Variability can be computed using either the `Rotation` class or one of the role classes (currently only `Healer` and `Tank` is supported, other roles have not been verified yet). The `Rotation` class computes variability when `d2` values are known. The role classes inherits the `Rotation` class and converts potencies to `d2` values based on supplied stats. Each role class varies in how it assigns main stats, traits, attack modifier, etc.
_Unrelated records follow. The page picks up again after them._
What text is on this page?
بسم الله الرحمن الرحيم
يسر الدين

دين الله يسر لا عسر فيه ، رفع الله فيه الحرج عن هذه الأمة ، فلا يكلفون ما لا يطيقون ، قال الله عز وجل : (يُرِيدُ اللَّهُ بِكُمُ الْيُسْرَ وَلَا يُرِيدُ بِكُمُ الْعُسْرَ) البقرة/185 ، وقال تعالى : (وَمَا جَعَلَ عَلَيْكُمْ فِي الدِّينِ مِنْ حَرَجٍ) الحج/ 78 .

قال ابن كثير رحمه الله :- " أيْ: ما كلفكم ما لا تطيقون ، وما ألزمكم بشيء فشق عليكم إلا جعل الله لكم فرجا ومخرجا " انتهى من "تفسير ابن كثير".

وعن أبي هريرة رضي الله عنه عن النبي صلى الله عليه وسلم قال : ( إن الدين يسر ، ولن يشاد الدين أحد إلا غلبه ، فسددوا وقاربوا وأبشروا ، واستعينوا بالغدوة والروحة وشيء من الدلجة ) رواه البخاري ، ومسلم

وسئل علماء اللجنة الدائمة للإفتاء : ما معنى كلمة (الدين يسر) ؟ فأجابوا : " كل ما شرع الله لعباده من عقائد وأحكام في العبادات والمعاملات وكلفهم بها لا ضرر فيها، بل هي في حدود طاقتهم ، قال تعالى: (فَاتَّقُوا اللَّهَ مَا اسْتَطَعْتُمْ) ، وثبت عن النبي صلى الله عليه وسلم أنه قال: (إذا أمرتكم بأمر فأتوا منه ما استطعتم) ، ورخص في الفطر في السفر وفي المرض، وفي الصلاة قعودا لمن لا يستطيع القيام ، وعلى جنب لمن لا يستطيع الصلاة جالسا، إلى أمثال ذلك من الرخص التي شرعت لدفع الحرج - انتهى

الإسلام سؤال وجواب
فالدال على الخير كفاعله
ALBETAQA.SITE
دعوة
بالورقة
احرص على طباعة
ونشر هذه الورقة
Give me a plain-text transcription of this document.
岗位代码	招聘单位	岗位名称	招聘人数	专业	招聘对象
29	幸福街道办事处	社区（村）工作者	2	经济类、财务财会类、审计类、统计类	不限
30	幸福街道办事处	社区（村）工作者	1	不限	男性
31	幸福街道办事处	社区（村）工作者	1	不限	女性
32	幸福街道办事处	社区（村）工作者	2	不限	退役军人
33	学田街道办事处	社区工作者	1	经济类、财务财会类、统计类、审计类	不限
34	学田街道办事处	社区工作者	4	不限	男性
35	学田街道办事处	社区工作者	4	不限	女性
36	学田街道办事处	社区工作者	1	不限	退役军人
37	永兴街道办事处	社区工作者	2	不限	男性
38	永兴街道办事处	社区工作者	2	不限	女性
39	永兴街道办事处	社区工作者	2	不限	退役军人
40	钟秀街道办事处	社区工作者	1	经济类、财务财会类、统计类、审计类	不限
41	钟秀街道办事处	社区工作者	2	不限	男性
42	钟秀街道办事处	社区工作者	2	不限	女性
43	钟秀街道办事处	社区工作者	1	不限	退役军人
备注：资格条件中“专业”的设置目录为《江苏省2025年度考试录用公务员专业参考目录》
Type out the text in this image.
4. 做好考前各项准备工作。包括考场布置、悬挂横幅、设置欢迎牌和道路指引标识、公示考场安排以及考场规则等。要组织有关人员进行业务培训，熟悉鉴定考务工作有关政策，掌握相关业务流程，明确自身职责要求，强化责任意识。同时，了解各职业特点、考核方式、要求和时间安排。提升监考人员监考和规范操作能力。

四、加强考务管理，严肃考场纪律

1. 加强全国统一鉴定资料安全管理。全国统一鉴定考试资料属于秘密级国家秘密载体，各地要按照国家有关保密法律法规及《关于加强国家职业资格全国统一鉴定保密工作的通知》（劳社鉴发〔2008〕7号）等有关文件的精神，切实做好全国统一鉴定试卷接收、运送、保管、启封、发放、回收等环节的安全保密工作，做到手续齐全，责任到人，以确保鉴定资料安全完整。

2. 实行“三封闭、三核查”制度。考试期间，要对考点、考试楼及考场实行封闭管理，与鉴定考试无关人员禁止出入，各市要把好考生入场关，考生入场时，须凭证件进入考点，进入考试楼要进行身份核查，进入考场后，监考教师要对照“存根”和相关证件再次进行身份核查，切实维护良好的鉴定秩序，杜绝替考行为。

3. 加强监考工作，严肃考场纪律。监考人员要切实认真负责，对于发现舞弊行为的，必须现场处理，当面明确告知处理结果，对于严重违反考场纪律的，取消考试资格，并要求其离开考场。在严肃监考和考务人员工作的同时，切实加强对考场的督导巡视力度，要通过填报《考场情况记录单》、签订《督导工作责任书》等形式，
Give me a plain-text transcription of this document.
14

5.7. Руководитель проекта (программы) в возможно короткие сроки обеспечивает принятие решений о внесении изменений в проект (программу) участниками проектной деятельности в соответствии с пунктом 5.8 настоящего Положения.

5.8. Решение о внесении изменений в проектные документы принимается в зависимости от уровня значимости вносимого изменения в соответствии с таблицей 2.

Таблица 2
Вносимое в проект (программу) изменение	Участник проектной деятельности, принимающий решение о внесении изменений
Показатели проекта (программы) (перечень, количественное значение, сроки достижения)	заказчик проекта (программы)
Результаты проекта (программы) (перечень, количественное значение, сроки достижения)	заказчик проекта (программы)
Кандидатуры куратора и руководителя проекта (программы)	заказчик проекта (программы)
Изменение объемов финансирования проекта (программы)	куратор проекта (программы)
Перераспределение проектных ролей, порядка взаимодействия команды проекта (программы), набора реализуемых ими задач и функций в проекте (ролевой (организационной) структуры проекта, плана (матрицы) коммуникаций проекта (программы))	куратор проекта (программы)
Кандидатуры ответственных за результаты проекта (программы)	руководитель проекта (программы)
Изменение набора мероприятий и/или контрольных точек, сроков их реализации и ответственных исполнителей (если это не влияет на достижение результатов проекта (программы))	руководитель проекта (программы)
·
### Using the `Rotation` class

The rotation is supplied as a Pandas DataFrame with columns and types:

* `action_name`: str, unique name of an action. Unique action depends on `buffs`, `p_i`, and `l_c` present.
* `base_action`: str, name of an action ignoring buffs. For example, Glare III with chain stratagem and Glare III with mug will have different `action_names`, but the same base_action. Used for grouping actions together.
* `n`: int, number of hits.
* `p_n`: probability of a normal hit.
* `p_c`: probability of a critical hit.
* `p_d`: probability of a direct hit.
* `p_cd`: probability of a critical-direct hit.
* `d2`: int, base damage value of action before any variability.
* `l_c`: int, damage multiplier for a critical hit. Value should be in the thousands (1250 -> 125% crit buff).
* `buffs`: Total buff strength, or a list of buffs. A 10% buff should be represented as 1.1. A 5% and 10% buff can be represented as either 1.155 or [1.05, 1.10], but the former is preferred. Saving a dataframe with array columns can be finnicky.
* `is_dot`: boolean or 0/1, whether the action is a damage over time effect.

### Using a role class

Using a role class is recommended to go from potencies to d2 values given various stats. Attributes like `main_stat`, `trait`, etc are automatically set to the corresponding values of each role. Rotations are attached using the `attach_rotation()` method, which inherits the `Rotation` class. However, the `rotation_df` argument is similar to the above dataframe, but does have slightly different columns

* `action_name`: str, unique name of an action. Unique action depends on `buffs`, `p_i`, and `l_c` present.
* `base_action`: str, name of an action ignoring buffs. For example, Glare III with chain stratagem and Glare III with mug will have different `action_names`, but the same base_action. Used for grouping actions together.
* `potency`: int, potency of the action
* `n`: int, number of hits for the action. 
* `p_n`: probability of a normal hit.
* `p_c`: probability of a critical hit.
* `p_d`: probability of a direct hit.
* `p_cd`: probability of a critical-direct hit.
* `l_c`: int, damage multiplier for a critical hit. Value should be in the thousands (1250 -> 125% crit buff).
* `buffs`: Total buff strength, or a list of buffs. A 10% buff should be represented as 1.1. A 5% and 10% buff can be represented as either 1.155 or [1.05, 1.10], but the former is preferred. Saving a dataframe with array columns can be finnicky.
* `damage_type`: str saying the type of damage, {'direct', 'magic-dot', 'physical-dot', 'auto', 'pet'} 
* `main_stat_add`: int, how much to add to the main stat (used to account for medication, if present) when computing d2

Instead of a `d2` column, `potency`, `damage_type`, and `main-stat-add` are used together with player stats to compute and add a `d2` column (along with the `is-dot` column). 

### Examples

Check out `examples/` for some basic usages.

### Installation

`ffxiv_stats` can be installed from source using [flit](https://flit.pypa.io/en/stable/). While in the root directory, use the command

```sh
flit install
```

Alternatively, the package can also be installed with pip.

```
pip install ffxiv_stats
```

### Requirements

The usual scientific computing stack is used:

* numpy >= 1.20.2
* matplotlib >= 3.4.2
* pandas >= 2.0.0
* scipy >= 1.6.3

Aside from `pandas`, specific versions haven't been tested, but `ffxiv_stats` will probably work with lower versions since fairly basic functionalities are used. There are some typing updates present in `pandas` 2.0.0 which do not have backwards compatibility.